The company’s Electrosales brand added 2 110sqm of space during the period (1 800 square metres Pomona branch & 300sqm Village Walk, Borrowadale) bringing the group’s total retail space to 12 000sqm.

But does the facile growth of retail space really translate to “real growth”?

The answer is a simple yes. And it’s simultaneously a simple no.

Expansive retail space is beneficial for retailers to the extent of a potential increase in customer footprint and hence potential of increased revenue.

But on the other hand, it’s a sign of a lack of innovation on the part of the retailer, especially in this contemporary environment where digital retail platforms are increasing taking over (take a hint: Jeff Bezos’s Amazon.com is now worth over $100 billion!)

Irrational expansion of retail space is no longer justifiable. Analysts say retailers need to better understand the physical requirements to support a world where online is a significant and growing sales channel.

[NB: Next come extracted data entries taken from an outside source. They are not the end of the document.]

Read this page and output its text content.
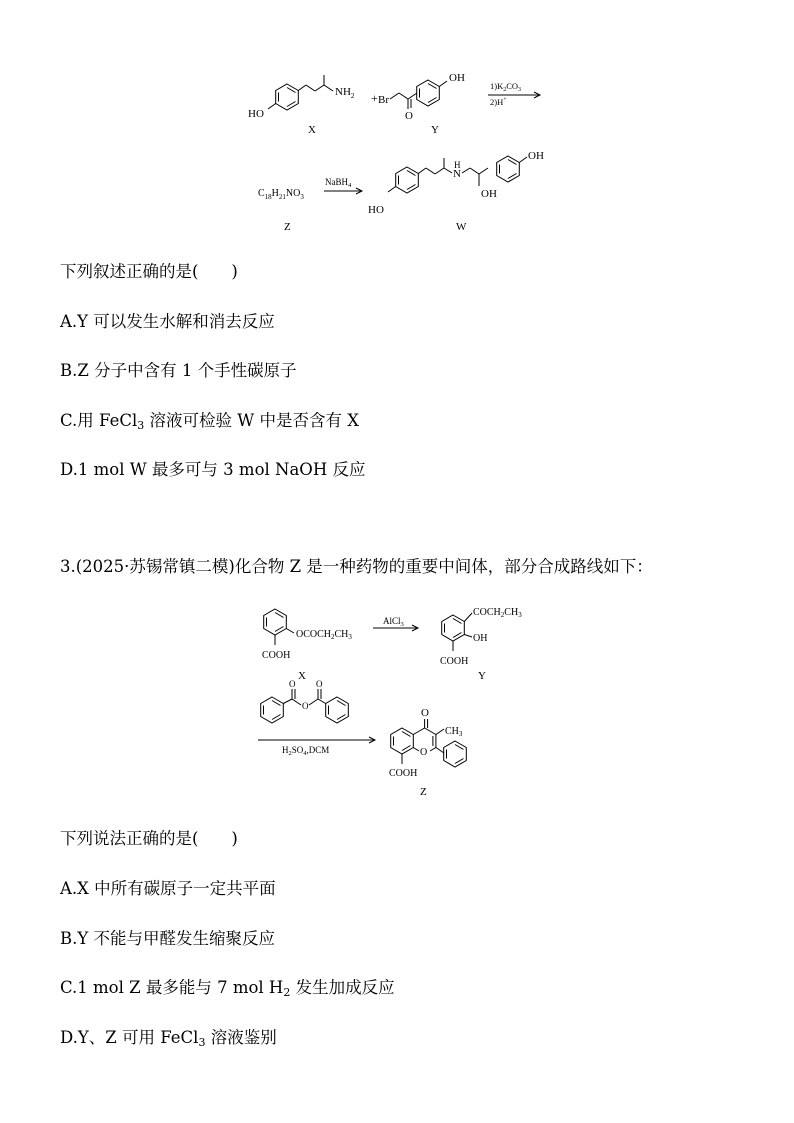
HO
$NH_2$
X
+ Br
O
OH
Y
$1)K_2CO_3$
2)H+
$C_{18}H_{21}NO_3$
Z
NaBH$_4$
HO
H
N
OH
OH
W
下列叙述正确的是(　　)
A.Y 可以发生水解和消去反应
B.Z 分子中含有 1 个手性碳原子
C.用 FeCl$_3$ 溶液可检验 W 中是否含有 X
D.1 mol W 最多可与 3 mol NaOH 反应
3.(2025·苏锡常镇二模)化合物 Z 是一种药物的重要中间体，部分合成路线如下：
$OCOCH_2CH_3$
COOH
X
AlCl$_3$
$COCH_2CH_3$
OH
COOH
Y
O
O
O
$H_2SO_4,DCM$
O
$CH_3$
O
COOH
Z
下列说法正确的是(　　)
A.X 中所有碳原子一定共平面
B.Y 不能与甲醛发生缩聚反应
C.1 mol Z 最多能与 7 mol $H_2$ 发生加成反应
D.Y、Z 可用 FeCl$_3$ 溶液鉴别
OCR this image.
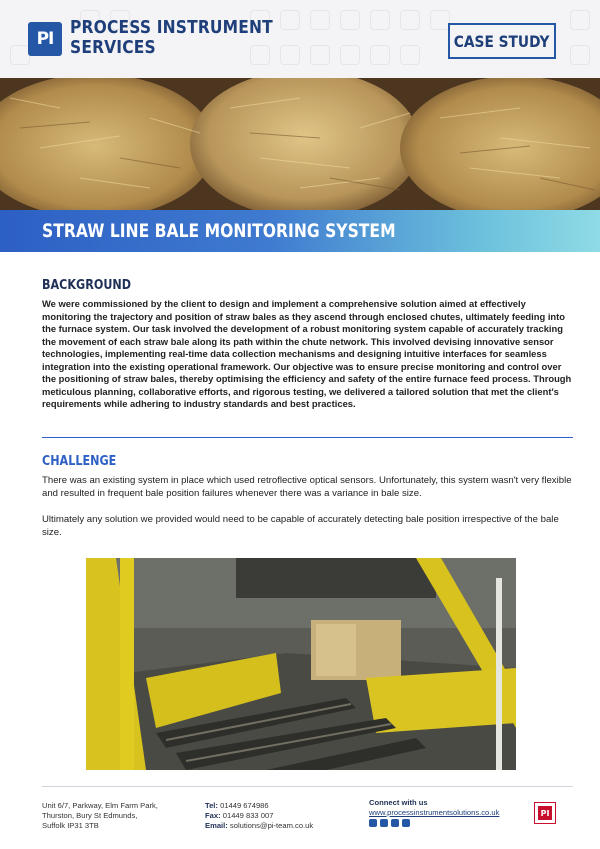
PI
PROCESS INSTRUMENT
SERVICES	CASE STUDY
STRAW LINE BALE MONITORING SYSTEM
BACKGROUND
We were commissioned by the client to design and implement a comprehensive solution aimed at effectively monitoring the trajectory and position of straw bales as they ascend through enclosed chutes, ultimately feeding into the furnace system. Our task involved the development of a robust monitoring system capable of accurately tracking the movement of each straw bale along its path within the chute network. This involved devising innovative sensor technologies, implementing real-time data collection mechanisms and designing intuitive interfaces for seamless integration into the existing operational framework. Our objective was to ensure precise monitoring and control over the positioning of straw bales, thereby optimising the efficiency and safety of the entire furnace feed process. Through meticulous planning, collaborative efforts, and rigorous testing, we delivered a tailored solution that met the client's requirements while adhering to industry standards and best practices.
CHALLENGE
There was an existing system in place which used retroflective optical sensors. Unfortunately, this system wasn't very flexible and resulted in frequent bale position failures whenever there was a variance in bale size.
Ultimately any solution we provided would need to be capable of accurately detecting bale position irrespective of the bale size.
Unit 6/7, Parkway, Elm Farm Park,
Thurston, Bury St Edmunds,
Suffolk IP31 3TB
Tel: 01449 674986
Fax: 01449 833 007
Email: solutions@pi-team.co.uk
Connect with us
www.processinstrumentsolutions.co.uk	PI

And to this extent, they can better optimise space with demand (because increase in retail space is not a free hit, it has an impact on margins).

But maybe, just maybe increasing retail space may have justification, especially in an economic milieu such as Zimbabwe where digital retail platforms are still embryonic. Powerspeed’s numbers may just give us an insight.

“The new branches have been well received, making significant contributions to the topline,” said the analysts at Akribos.

Year-on-year topline growth of 53 percent was registered by the group, as revenue grew to $82,5 million from $53,9 million during FY2017, on the back of inflationary pressures as well as strong volumes growth.